What
The code reviews for code from contributors and from the product team itself are not substantially different. All code being added to KFS must go through a pull request and must be reviewed.
All code coming into KFS will now be reviewed - whether contributed or generated by the product team. Most code reviews will occur off-line as part of the pull request process.
A code review meeting can be called for on an ad-hoc basis if the code in question reaches a certain level of complexity. Of course, in time, the product team hopes that - with contributors working as part of an agile team - we diminish the complexity of code reviews we need to deal with at once.
Pull Request Reviews
When a pull request is made against, https://github.com/kuali/kfs, the product team will be notified. At least one member of the product team will review, though several members may review if the pull requests warrants that level of scrutiny.
If the product team reviewer has questions about the code under review, they'll respond in one of a couple of different venues. We anticipate that most responses will be comments on the pull request itself. If the responses merits a more direct discussion, that discussion will take place in the meeting after the appropriate stand-up.
Outstanding questions or concerns on a pull request must be addressed by the code author; otherwise, the pull request will not be merged by the product team.

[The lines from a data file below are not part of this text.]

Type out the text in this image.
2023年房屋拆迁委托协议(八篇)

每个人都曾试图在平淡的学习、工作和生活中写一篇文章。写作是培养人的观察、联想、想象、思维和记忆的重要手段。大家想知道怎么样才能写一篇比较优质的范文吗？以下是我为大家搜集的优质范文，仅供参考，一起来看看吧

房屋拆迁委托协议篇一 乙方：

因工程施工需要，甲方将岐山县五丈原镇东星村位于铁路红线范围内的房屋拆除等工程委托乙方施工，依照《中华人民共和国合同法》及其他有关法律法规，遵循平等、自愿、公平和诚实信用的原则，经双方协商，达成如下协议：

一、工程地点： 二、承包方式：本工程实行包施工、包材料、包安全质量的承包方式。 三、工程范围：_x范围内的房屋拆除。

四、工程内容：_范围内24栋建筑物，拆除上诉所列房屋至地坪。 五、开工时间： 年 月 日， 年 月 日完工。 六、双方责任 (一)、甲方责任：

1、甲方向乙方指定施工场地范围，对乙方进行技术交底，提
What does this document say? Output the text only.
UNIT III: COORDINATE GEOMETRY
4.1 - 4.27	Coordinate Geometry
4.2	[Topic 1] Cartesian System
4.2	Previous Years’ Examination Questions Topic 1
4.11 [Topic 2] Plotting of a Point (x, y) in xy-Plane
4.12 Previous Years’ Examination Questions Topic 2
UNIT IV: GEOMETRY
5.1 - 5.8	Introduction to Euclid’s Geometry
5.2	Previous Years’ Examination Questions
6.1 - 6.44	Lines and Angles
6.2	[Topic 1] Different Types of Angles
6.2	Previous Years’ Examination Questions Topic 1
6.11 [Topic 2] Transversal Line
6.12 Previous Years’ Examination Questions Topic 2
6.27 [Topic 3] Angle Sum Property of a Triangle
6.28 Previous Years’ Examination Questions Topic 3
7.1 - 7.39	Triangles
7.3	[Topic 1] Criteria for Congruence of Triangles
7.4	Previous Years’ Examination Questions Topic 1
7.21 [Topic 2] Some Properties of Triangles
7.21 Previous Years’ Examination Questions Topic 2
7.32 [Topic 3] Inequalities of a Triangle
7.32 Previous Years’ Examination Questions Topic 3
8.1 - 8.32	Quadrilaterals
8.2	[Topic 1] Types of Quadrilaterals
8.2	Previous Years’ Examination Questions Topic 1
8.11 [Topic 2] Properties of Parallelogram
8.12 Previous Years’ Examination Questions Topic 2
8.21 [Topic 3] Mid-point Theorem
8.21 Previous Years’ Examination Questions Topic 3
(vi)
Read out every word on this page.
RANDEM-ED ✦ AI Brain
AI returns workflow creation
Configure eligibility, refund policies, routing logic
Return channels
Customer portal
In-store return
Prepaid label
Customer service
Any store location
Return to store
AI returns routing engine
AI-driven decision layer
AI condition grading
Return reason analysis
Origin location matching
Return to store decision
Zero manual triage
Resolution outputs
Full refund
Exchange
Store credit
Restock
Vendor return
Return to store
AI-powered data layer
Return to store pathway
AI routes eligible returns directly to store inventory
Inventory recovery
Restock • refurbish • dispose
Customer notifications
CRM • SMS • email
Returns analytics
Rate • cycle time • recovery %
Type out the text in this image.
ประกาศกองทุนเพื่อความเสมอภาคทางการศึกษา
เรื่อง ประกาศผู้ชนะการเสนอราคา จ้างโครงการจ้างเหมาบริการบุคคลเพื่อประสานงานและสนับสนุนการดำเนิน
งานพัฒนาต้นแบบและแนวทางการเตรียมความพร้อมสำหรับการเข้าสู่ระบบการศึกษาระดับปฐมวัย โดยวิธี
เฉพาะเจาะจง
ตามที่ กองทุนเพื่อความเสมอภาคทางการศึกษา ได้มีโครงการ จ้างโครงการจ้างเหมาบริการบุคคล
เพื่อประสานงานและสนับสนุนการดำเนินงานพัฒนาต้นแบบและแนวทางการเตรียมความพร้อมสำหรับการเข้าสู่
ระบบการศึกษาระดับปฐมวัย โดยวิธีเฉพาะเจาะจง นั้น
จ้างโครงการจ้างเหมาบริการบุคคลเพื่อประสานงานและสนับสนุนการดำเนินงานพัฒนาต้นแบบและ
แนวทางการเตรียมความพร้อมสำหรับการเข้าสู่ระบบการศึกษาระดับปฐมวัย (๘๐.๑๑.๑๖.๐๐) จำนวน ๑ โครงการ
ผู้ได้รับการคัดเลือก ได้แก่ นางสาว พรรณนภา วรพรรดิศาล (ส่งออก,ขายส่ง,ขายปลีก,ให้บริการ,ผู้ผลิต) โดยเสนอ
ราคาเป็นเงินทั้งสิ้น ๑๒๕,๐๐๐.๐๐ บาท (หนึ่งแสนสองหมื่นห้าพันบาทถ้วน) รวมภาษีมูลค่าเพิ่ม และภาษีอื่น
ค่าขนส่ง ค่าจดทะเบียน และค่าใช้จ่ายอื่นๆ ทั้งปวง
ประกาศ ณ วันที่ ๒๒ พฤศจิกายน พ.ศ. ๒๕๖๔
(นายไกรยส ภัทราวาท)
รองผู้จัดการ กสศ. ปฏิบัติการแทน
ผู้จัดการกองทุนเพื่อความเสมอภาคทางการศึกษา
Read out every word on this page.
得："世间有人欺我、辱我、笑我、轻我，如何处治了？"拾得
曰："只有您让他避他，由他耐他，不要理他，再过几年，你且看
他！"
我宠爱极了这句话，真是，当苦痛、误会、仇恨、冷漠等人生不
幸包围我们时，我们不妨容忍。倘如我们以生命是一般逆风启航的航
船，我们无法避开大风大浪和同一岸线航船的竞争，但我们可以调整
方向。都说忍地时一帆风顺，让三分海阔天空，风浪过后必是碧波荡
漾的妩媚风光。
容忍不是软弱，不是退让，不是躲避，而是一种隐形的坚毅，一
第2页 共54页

In time, the product team is hopeful that a certain amount of automated testing - running the PreCommitSuite for starters or possibly even the full unit test suite for the module(s) being committed to, along with doing certain style checks - will be done as soon as the pull request is created, without the product team even concerning themselves with it until all of those automatic checks pass.
Ad-hoc Code Reviews
If code is of a sufficient complexity, the reviewer(s) on the product team may call for a code review meeting. The product team engineers will set up a time to meet with the authors of the code. Meetings will likely be held on hangouts, where screens can be shared and audio provides a more direct means of communication.